Ma nulla che non si possa curare con del caldo cioccolato!

Forse è giunto finalmente il momento,

Di dire addio allo sgomento,

E voglio che questo sia un giuramento:

Pongo fine alla mia condanna ed al mio perimento!

Vieni anche tu a festeggiare con me questo evento?

-Dolore Intrappolato-

A volte succede che il dolore si congela,

O che magari resti impigliato in una tela,

Tu lo aspetti, ma lui non arriva e non si svela,

Ti chiedi in quale angolo dell’anima si cela,

O se non sia stato afferrato da una chela;

A volte senti quella voglia di piangere che si rivela,

La percepisci, eppure nemmeno una lacrime dagli occhi trapela,

E’ una sensazione che fa rabbrividire e ti raggela,

Vorresti che il pianto si sciogliesse, anche con cautela,

E che la rabbia ed il dolore si amalgamassero creando una salata miscela…

-Sul Ring-

Quando sei sul ring e ti distrai,

Abbassi la guardia e attenzione più non fai,

Vieni preso a pugni e anche se ti ritrai,

Ormai è troppo tardi e sai che perderai…

Quando l’avversario che ti stende è la vita,

Sei sdraiato a terra e non vedi vie d’uscita,

Per arrivare alla ripresa c’è da fare una salita,

Ma tu sei stanco e vorresti solo che fosse già finita…

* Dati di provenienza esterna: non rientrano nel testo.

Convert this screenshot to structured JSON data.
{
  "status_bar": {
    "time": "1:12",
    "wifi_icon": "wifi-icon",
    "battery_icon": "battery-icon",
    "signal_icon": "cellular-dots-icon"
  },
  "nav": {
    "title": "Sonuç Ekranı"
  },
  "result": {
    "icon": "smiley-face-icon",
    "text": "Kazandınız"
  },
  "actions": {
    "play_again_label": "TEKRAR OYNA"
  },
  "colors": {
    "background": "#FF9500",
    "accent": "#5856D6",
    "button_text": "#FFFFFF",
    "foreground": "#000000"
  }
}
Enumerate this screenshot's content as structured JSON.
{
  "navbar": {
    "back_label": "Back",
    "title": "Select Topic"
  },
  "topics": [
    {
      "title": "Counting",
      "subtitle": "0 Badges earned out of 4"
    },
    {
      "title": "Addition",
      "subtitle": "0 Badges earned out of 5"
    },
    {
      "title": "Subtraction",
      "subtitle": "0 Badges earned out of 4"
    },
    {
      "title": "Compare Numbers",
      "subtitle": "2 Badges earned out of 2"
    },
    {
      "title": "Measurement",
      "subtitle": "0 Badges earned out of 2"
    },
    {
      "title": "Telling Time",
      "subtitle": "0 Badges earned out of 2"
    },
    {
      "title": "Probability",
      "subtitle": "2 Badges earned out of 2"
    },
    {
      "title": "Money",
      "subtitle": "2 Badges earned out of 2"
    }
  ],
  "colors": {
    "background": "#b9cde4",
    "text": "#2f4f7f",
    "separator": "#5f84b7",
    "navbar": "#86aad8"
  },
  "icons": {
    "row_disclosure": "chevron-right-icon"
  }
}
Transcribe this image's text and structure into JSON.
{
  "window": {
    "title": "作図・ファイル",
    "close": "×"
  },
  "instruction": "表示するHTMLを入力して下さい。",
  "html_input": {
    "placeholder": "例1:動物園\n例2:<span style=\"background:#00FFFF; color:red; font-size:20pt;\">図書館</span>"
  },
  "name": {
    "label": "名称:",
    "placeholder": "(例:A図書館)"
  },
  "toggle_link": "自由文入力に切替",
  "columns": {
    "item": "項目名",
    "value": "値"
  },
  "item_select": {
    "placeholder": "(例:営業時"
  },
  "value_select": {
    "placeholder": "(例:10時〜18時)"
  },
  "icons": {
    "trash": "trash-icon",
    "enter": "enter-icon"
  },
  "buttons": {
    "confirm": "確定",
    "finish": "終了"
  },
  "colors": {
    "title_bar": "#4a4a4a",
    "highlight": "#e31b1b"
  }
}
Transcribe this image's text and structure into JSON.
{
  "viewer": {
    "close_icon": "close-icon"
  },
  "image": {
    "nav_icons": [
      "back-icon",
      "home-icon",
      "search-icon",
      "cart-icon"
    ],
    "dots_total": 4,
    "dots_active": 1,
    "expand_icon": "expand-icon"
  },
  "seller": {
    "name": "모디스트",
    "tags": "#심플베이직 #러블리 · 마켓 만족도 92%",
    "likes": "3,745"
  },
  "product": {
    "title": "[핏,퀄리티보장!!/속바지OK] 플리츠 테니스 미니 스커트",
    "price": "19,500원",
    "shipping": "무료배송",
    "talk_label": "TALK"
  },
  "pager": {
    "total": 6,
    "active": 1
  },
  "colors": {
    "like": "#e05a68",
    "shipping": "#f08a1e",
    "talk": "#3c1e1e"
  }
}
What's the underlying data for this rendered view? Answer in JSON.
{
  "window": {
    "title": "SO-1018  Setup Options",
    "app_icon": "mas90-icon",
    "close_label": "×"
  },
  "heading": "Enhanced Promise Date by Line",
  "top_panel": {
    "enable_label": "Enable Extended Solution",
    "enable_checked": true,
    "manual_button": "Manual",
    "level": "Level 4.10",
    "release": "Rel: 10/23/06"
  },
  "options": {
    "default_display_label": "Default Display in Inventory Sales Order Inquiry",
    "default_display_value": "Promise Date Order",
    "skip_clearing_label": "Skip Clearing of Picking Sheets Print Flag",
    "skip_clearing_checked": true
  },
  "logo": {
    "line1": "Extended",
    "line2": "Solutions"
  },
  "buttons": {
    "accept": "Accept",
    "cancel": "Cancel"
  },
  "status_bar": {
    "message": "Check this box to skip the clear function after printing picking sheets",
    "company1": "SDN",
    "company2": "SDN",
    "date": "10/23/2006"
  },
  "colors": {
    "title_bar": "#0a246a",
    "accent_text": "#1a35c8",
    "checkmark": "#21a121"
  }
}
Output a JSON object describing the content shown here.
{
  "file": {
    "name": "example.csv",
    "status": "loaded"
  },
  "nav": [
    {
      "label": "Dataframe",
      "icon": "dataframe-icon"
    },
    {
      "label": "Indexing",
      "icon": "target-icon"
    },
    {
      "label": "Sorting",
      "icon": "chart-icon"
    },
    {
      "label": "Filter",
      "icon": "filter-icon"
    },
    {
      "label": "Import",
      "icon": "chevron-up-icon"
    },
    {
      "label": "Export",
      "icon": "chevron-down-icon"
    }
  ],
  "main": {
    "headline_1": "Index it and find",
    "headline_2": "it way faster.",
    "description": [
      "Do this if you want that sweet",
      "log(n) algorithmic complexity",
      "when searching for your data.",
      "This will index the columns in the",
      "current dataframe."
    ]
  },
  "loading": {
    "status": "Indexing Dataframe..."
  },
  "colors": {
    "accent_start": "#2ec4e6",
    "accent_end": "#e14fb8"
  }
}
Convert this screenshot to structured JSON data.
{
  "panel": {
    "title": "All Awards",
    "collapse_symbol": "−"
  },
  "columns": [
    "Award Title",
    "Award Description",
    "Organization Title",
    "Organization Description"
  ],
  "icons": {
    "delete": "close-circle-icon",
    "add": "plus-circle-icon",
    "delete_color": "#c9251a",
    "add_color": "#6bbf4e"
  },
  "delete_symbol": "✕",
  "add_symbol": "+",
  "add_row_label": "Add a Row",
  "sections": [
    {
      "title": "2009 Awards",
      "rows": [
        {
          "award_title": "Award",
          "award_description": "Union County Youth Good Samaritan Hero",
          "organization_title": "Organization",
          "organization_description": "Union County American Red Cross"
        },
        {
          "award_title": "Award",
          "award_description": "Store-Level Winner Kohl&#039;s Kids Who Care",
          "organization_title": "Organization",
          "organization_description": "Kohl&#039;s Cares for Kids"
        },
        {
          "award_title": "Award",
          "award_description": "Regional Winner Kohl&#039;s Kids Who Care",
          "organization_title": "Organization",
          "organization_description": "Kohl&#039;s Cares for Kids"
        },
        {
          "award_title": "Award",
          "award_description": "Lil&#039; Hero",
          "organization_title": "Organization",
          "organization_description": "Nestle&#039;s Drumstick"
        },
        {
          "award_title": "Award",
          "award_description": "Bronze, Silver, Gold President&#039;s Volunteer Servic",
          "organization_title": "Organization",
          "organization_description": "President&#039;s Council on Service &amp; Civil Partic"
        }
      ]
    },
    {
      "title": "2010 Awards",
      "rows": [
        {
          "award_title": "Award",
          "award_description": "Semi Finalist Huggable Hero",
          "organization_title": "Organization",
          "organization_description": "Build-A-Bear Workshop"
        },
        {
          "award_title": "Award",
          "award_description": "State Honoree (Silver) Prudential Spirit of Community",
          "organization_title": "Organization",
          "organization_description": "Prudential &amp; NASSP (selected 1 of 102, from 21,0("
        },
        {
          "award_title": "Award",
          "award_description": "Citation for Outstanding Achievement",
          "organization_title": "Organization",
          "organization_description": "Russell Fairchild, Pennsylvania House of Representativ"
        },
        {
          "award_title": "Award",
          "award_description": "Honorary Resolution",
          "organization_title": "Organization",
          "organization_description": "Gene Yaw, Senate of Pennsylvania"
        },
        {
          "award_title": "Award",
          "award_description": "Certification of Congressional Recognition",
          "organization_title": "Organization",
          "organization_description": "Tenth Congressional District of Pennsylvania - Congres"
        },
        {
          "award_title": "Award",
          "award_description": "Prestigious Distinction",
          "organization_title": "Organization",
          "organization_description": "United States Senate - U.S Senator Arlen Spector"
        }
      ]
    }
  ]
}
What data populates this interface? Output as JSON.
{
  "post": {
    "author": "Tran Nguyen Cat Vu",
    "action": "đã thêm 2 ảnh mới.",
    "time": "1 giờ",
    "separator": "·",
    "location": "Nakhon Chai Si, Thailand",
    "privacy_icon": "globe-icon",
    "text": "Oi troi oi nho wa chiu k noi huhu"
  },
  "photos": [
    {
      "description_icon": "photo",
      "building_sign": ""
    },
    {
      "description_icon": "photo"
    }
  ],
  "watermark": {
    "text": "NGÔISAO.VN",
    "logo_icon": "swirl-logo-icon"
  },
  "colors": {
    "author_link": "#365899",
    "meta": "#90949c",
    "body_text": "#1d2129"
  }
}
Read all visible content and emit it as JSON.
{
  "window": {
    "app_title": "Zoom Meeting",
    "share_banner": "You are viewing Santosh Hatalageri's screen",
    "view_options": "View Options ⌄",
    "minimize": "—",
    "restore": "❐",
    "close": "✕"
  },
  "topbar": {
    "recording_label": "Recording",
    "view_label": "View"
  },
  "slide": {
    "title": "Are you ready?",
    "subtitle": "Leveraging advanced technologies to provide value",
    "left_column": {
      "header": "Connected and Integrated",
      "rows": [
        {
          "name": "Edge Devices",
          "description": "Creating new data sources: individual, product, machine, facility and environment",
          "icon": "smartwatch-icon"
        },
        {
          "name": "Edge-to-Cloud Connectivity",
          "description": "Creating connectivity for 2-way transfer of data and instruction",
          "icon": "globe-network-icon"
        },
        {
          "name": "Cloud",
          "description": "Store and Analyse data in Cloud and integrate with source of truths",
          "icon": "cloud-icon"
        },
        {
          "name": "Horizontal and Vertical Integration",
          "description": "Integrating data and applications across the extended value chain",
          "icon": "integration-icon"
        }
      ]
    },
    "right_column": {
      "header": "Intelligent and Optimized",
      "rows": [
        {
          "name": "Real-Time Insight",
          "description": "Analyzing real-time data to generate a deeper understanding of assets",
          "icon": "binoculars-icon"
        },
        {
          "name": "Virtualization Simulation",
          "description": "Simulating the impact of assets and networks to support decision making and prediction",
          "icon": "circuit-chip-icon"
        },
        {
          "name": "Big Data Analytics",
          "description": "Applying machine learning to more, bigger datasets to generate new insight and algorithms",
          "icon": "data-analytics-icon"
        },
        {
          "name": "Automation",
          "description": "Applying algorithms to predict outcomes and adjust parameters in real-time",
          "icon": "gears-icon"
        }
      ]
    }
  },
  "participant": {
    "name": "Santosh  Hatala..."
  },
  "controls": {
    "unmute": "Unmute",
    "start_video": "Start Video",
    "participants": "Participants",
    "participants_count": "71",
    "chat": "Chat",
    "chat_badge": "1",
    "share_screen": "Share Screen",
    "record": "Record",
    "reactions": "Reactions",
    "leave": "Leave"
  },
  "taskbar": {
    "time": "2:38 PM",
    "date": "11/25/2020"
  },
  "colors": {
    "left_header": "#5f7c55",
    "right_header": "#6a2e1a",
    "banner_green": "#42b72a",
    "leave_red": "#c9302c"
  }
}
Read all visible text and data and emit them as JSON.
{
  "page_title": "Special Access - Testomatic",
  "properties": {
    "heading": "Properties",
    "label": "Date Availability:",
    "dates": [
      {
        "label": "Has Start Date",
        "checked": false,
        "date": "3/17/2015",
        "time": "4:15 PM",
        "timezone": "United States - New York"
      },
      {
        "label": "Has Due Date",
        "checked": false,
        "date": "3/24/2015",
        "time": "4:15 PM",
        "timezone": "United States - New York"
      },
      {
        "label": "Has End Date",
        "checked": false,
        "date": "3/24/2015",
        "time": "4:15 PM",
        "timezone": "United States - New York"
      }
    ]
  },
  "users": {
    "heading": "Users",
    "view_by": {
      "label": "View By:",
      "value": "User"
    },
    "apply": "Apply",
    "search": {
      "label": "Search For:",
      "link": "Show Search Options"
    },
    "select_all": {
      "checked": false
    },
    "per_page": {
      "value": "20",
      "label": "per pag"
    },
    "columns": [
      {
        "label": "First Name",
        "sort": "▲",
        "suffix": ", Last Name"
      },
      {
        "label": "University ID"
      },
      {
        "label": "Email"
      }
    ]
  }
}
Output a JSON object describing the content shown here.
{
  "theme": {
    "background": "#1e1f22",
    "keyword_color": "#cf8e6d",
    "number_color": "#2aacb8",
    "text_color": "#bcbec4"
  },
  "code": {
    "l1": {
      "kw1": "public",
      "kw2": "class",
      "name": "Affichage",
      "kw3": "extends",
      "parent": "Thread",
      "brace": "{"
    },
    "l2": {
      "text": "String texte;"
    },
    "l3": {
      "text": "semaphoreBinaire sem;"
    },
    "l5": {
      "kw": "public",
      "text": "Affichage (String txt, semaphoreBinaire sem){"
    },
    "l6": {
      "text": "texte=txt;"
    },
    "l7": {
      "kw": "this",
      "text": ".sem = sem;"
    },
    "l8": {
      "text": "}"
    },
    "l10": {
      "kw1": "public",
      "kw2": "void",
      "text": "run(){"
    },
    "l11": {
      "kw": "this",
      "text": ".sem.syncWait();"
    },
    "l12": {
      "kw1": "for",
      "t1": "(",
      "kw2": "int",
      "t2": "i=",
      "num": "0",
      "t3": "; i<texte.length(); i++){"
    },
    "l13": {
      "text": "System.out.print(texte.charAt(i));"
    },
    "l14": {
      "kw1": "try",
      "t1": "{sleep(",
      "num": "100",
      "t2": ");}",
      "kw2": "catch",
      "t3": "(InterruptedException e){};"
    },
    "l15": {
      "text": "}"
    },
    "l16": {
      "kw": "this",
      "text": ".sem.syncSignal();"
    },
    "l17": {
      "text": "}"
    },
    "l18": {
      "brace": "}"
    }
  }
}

Come fai a vincere contro chi pesa più di te?!

Hai già lottato troppo e la forza più non c’è!

Vorresti un angolo di pace anche per te,

Perché anche se non hai mai pianto mentre venivi preso a botte,

Sei logorato da quel nemico che continuamente ti fotte!

Lui continua a lasciare lividi sul tuo corpo da anni,

Se la prende ancora con te e ti riempie di inganni,

Ogni pugno ti ricorda tutti i precedenti affanni,

E per ogni ferita subita ti condanni…

Te la prendi con te stesso, è colpa tua,

Sei stato debole e questo non ti ha concesso tregua,

Sei stato dolce e la ricompensa è stata esigua,

La sconfitta da incassare è stata ardua…

Ti chiedi quanti round manchino alle fine,

Le persone sugli spalti sembrano tante pedine,

Esultano, gridano e si muovono in disordine,

Danno l’impressione di essere delle mine,

Verrebbero a darti il resto dei pugni se non avessero un confine…

Tu vorresti che qualcuno per te facesse il tifo,

E non che gridasse che meriti solo odio e che fai schifo…

-La Paura-

A volte la paura paralizza,

Con la sua forza immobilizza,

Contro i sogni lei si aizza,

La loro luce derattizza,

E come veleno la neutralizza;

A volte la paura alcolizza,

Come un drink di troppo che anestetizza,

Le nostre speranze colonizza,

E per distruggerle con l’insicurezza si coalizza;

A volte la paura catalizza,

La voglia di arrendersi e tutto banalizza,

A gettare la spugna ci autorizza,

E la convinzione che non ne varrà la pena cristallizza;

A volte la paura non tutto analizza,

Fa prevalere le cose negative e quelle belle penalizza,

Così l’oscurità il nostro animo monopolizza,

Ma è proprio quando tutto ci demoralizza,

Che dobbiamo alimentare la luce che in noi agonizza;

A volte la paura nella sua morsa ci strizza,

Ci fa restare fermi e solo i rischi contabilizza,

Ma se il fuoco dei sogni con il suo calore la decontestualizza,

E con il suo ardore la destabilizza,

A quel punto la paura in un baleno si devitalizza!